Louisiana Folk Masters on Louisiana Public Broadcasting
With the CD series inaugurated, I turned my eye to the next stage of the Louisiana Folk Masters initiative, which was to take on television. As luck would have it, my casual collaborations with my favorite producer at Louisiana Public Broadcasting, and also my aunt, brought me into contact with some folks who were interested in opening out some of their news programming onto human interest stories that were grounded not only in the state’s folk cultures but also in folkloristic perspectives. My collaboration with Donna LaFleur of LPB resulted in two pilot profiles being shot, edited, and broadcast: one on a Creole filĂ© maker named John Colson and another on a Cajun Mardi Gras mask maker named Lou Trahan. I’m reasonably happy with the results, and I hope to do more in the future. Clickable links to the videos coming soon.
Humanities Research and the Tourism Commission
While all this was going on, and while I was still involved heavily with the Center for Cultural and Eco-Tourism, the good folks from Acadia Parish came to the Center and asked for help brain-storming possible ways to improve their tourism infrastructure. Some of our conversations with them led to conversations with the Lafayette Convention and Visitors’ Center folks, especially the director Gerald Breaux who is something of a visionary.
What everyone wanted was something new.
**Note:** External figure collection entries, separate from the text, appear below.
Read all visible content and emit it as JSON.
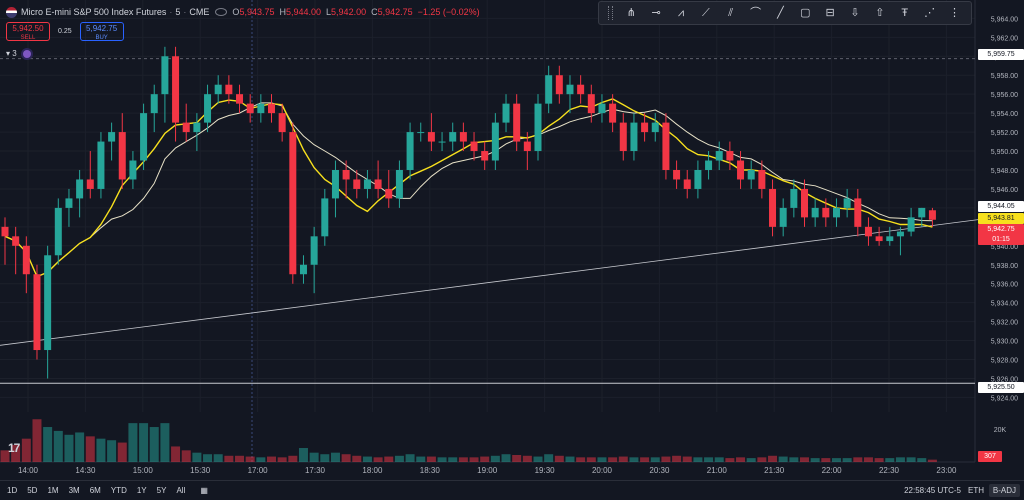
{
  "legend": {
    "symbol": "Micro E-mini S&P 500 Index Futures",
    "interval": "5",
    "exchange": "CME",
    "open_label": "O",
    "open": "5,943.75",
    "high_label": "H",
    "high": "5,944.00",
    "low_label": "L",
    "low": "5,942.00",
    "close_label": "C",
    "close": "5,942.75",
    "change": "−1.25 (−0.02%)"
  },
  "trade": {
    "sell_price": "5,942.50",
    "sell_label": "SELL",
    "spread": "0.25",
    "buy_price": "5,942.75",
    "buy_label": "BUY"
  },
  "indicator_count": "3",
  "drawing_tools": [
    "grip-icon",
    "pitchfork-icon",
    "ray-icon",
    "brush-icon",
    "trend-line-icon",
    "parallel-channel-icon",
    "path-icon",
    "line-icon",
    "rectangle-icon",
    "long-position-icon",
    "arrow-down-icon",
    "arrow-up-icon",
    "text-icon",
    "measure-icon",
    "more-icon"
  ],
  "price_axis": {
    "ticks": [
      "5,964.00",
      "5,962.00",
      "5,960.00",
      "5,958.00",
      "5,956.00",
      "5,954.00",
      "5,952.00",
      "5,950.00",
      "5,948.00",
      "5,946.00",
      "5,944.00",
      "5,942.00",
      "5,940.00",
      "5,938.00",
      "5,936.00",
      "5,934.00",
      "5,932.00",
      "5,930.00",
      "5,928.00",
      "5,926.00",
      "5,924.00"
    ],
    "volume_tick": "20K"
  },
  "price_labels": {
    "upper_line": "5,959.75",
    "ma_slow": "5,944.05",
    "ma_fast": "5,943.81",
    "last": "5,942.75",
    "countdown": "01:15",
    "lower_line": "5,925.50",
    "volume": "307"
  },
  "time_axis": [
    "14:00",
    "14:30",
    "15:00",
    "15:30",
    "17:00",
    "17:30",
    "18:00",
    "18:30",
    "19:00",
    "19:30",
    "20:00",
    "20:30",
    "21:00",
    "21:30",
    "22:00",
    "22:30",
    "23:00"
  ],
  "bottom_bar": {
    "ranges": [
      "1D",
      "5D",
      "1M",
      "3M",
      "6M",
      "YTD",
      "1Y",
      "5Y",
      "All"
    ],
    "clock": "22:58:45 UTC-5",
    "session": "ETH",
    "adjust": "B-ADJ"
  },
  "logo": "17",
  "colors": {
    "up": "#26a69a",
    "down": "#f23645",
    "ma_fast": "#f7e01d",
    "ma_slow": "#e8e2c8",
    "background": "#131722"
  },
  "chart_data": {
    "type": "candlestick",
    "interval": "5",
    "ylim": [
      5923.2,
      5965.2
    ],
    "horizontal_lines": [
      5959.75,
      5925.5
    ],
    "ohlc": [
      [
        5942,
        5943,
        5938,
        5941
      ],
      [
        5941,
        5942,
        5937,
        5940
      ],
      [
        5940,
        5941,
        5935,
        5937
      ],
      [
        5937,
        5938,
        5928,
        5929
      ],
      [
        5929,
        5940,
        5926,
        5939
      ],
      [
        5939,
        5945,
        5938,
        5944
      ],
      [
        5944,
        5946,
        5942,
        5945
      ],
      [
        5945,
        5948,
        5943,
        5947
      ],
      [
        5947,
        5950,
        5945,
        5946
      ],
      [
        5946,
        5952,
        5945,
        5951
      ],
      [
        5951,
        5953,
        5949,
        5952
      ],
      [
        5952,
        5954,
        5946,
        5947
      ],
      [
        5947,
        5950,
        5946,
        5949
      ],
      [
        5949,
        5955,
        5948,
        5954
      ],
      [
        5954,
        5957,
        5952,
        5956
      ],
      [
        5956,
        5961,
        5953,
        5960
      ],
      [
        5960,
        5961,
        5951,
        5953
      ],
      [
        5953,
        5955,
        5951,
        5952
      ],
      [
        5952,
        5954,
        5950,
        5953
      ],
      [
        5953,
        5957,
        5952,
        5956
      ],
      [
        5956,
        5958,
        5955,
        5957
      ],
      [
        5957,
        5958,
        5955,
        5956
      ],
      [
        5956,
        5957,
        5954,
        5955
      ],
      [
        5955,
        5956,
        5953,
        5954
      ],
      [
        5954,
        5956,
        5953,
        5955
      ],
      [
        5955,
        5956,
        5953,
        5954
      ],
      [
        5954,
        5955,
        5951,
        5952
      ],
      [
        5952,
        5953,
        5936,
        5937
      ],
      [
        5937,
        5939,
        5936,
        5938
      ],
      [
        5938,
        5942,
        5935,
        5941
      ],
      [
        5941,
        5946,
        5940,
        5945
      ],
      [
        5945,
        5949,
        5943,
        5948
      ],
      [
        5948,
        5949,
        5945,
        5947
      ],
      [
        5947,
        5948,
        5945,
        5946
      ],
      [
        5946,
        5948,
        5945,
        5947
      ],
      [
        5947,
        5949,
        5945,
        5946
      ],
      [
        5946,
        5948,
        5944,
        5945
      ],
      [
        5945,
        5949,
        5944,
        5948
      ],
      [
        5948,
        5953,
        5947,
        5952
      ],
      [
        5952,
        5953,
        5951,
        5952
      ],
      [
        5952,
        5954,
        5950,
        5951
      ],
      [
        5951,
        5952,
        5950,
        5951
      ],
      [
        5951,
        5953,
        5950,
        5952
      ],
      [
        5952,
        5953,
        5950,
        5951
      ],
      [
        5951,
        5952,
        5949,
        5950
      ],
      [
        5950,
        5951,
        5948,
        5949
      ],
      [
        5949,
        5954,
        5948,
        5953
      ],
      [
        5953,
        5956,
        5952,
        5955
      ],
      [
        5955,
        5956,
        5950,
        5951
      ],
      [
        5951,
        5952,
        5948,
        5950
      ],
      [
        5950,
        5956,
        5949,
        5955
      ],
      [
        5955,
        5959,
        5954,
        5958
      ],
      [
        5958,
        5959,
        5955,
        5956
      ],
      [
        5956,
        5958,
        5954,
        5957
      ],
      [
        5957,
        5958,
        5955,
        5956
      ],
      [
        5956,
        5957,
        5953,
        5954
      ],
      [
        5954,
        5956,
        5953,
        5955
      ],
      [
        5955,
        5956,
        5952,
        5953
      ],
      [
        5953,
        5954,
        5949,
        5950
      ],
      [
        5950,
        5954,
        5949,
        5953
      ],
      [
        5953,
        5954,
        5951,
        5952
      ],
      [
        5952,
        5954,
        5951,
        5953
      ],
      [
        5953,
        5954,
        5947,
        5948
      ],
      [
        5948,
        5949,
        5946,
        5947
      ],
      [
        5947,
        5948,
        5945,
        5946
      ],
      [
        5946,
        5949,
        5945,
        5948
      ],
      [
        5948,
        5950,
        5947,
        5949
      ],
      [
        5949,
        5951,
        5948,
        5950
      ],
      [
        5950,
        5951,
        5948,
        5949
      ],
      [
        5949,
        5950,
        5946,
        5947
      ],
      [
        5947,
        5949,
        5946,
        5948
      ],
      [
        5948,
        5949,
        5945,
        5946
      ],
      [
        5946,
        5947,
        5941,
        5942
      ],
      [
        5942,
        5945,
        5941,
        5944
      ],
      [
        5944,
        5947,
        5943,
        5946
      ],
      [
        5946,
        5947,
        5942,
        5943
      ],
      [
        5943,
        5945,
        5942,
        5944
      ],
      [
        5944,
        5945,
        5942,
        5943
      ],
      [
        5943,
        5945,
        5942,
        5944
      ],
      [
        5944,
        5946,
        5943,
        5945
      ],
      [
        5945,
        5946,
        5941,
        5942
      ],
      [
        5942,
        5943,
        5940,
        5941
      ],
      [
        5941,
        5942,
        5940,
        5940.5
      ],
      [
        5940.5,
        5942,
        5940,
        5941
      ],
      [
        5941,
        5942,
        5939,
        5941.5
      ],
      [
        5941.5,
        5944,
        5941,
        5943
      ],
      [
        5943,
        5944,
        5942,
        5944
      ],
      [
        5943.75,
        5944,
        5942,
        5942.75
      ]
    ],
    "volume_max": 22000,
    "volume_relative": [
      0.15,
      0.22,
      0.3,
      0.55,
      0.45,
      0.4,
      0.35,
      0.38,
      0.33,
      0.3,
      0.28,
      0.25,
      0.5,
      0.5,
      0.45,
      0.5,
      0.2,
      0.15,
      0.12,
      0.1,
      0.1,
      0.08,
      0.08,
      0.07,
      0.06,
      0.07,
      0.06,
      0.08,
      0.18,
      0.12,
      0.1,
      0.12,
      0.1,
      0.08,
      0.07,
      0.06,
      0.07,
      0.08,
      0.1,
      0.07,
      0.07,
      0.06,
      0.06,
      0.06,
      0.06,
      0.07,
      0.08,
      0.1,
      0.09,
      0.08,
      0.07,
      0.1,
      0.08,
      0.07,
      0.06,
      0.06,
      0.06,
      0.06,
      0.07,
      0.06,
      0.06,
      0.06,
      0.07,
      0.08,
      0.07,
      0.06,
      0.06,
      0.06,
      0.05,
      0.06,
      0.05,
      0.06,
      0.08,
      0.07,
      0.06,
      0.06,
      0.05,
      0.05,
      0.05,
      0.05,
      0.06,
      0.06,
      0.05,
      0.05,
      0.06,
      0.06,
      0.05,
      0.03
    ]
  }
}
They imagined that technology would solve their problems, and for a while they locked onto the newest device in museum exhibit design, the visiguide, which is essentially a highly-customized handheld computer. Bu what I heard Gerald Breaux describe to us as he imagined a future was the frustration he had with past and its collection of one-off products — films, kiosks, brochures — that lined the shelves of his closets and was either outdated or unusable for a variety of reasons — some of which had to do with the fact that he didn’t have permission to pull apart a film he had in fact paid for.
As I sat and listened to Gerald talk, I imagined an ideal arrangement in which humanities scholars — faculty and students — would engage in field research whose contents would be of a nature — as good textual descriptions and narrations, as high-quality audio, video, and images — as to be immediately usable in various commodities meant for tourists: audio CDs (for driving tours), CD-ROMs, DVDs, on-line web pages, print-on-demand booklets, maps, and guides, among other possibilities.
Gerald Breaux got it, and funded a first iteration that led to a maintenance grant overseen by another faculty member. The first time around, I ended up calling the project [Rich the First Time: A Media Infrastructure for Tourism][rft]. (It’s a terrible name, but I’m beginning to realize that my better ideas have worse titles and my weaker ideas start with great titles.) Such is life. At least mine.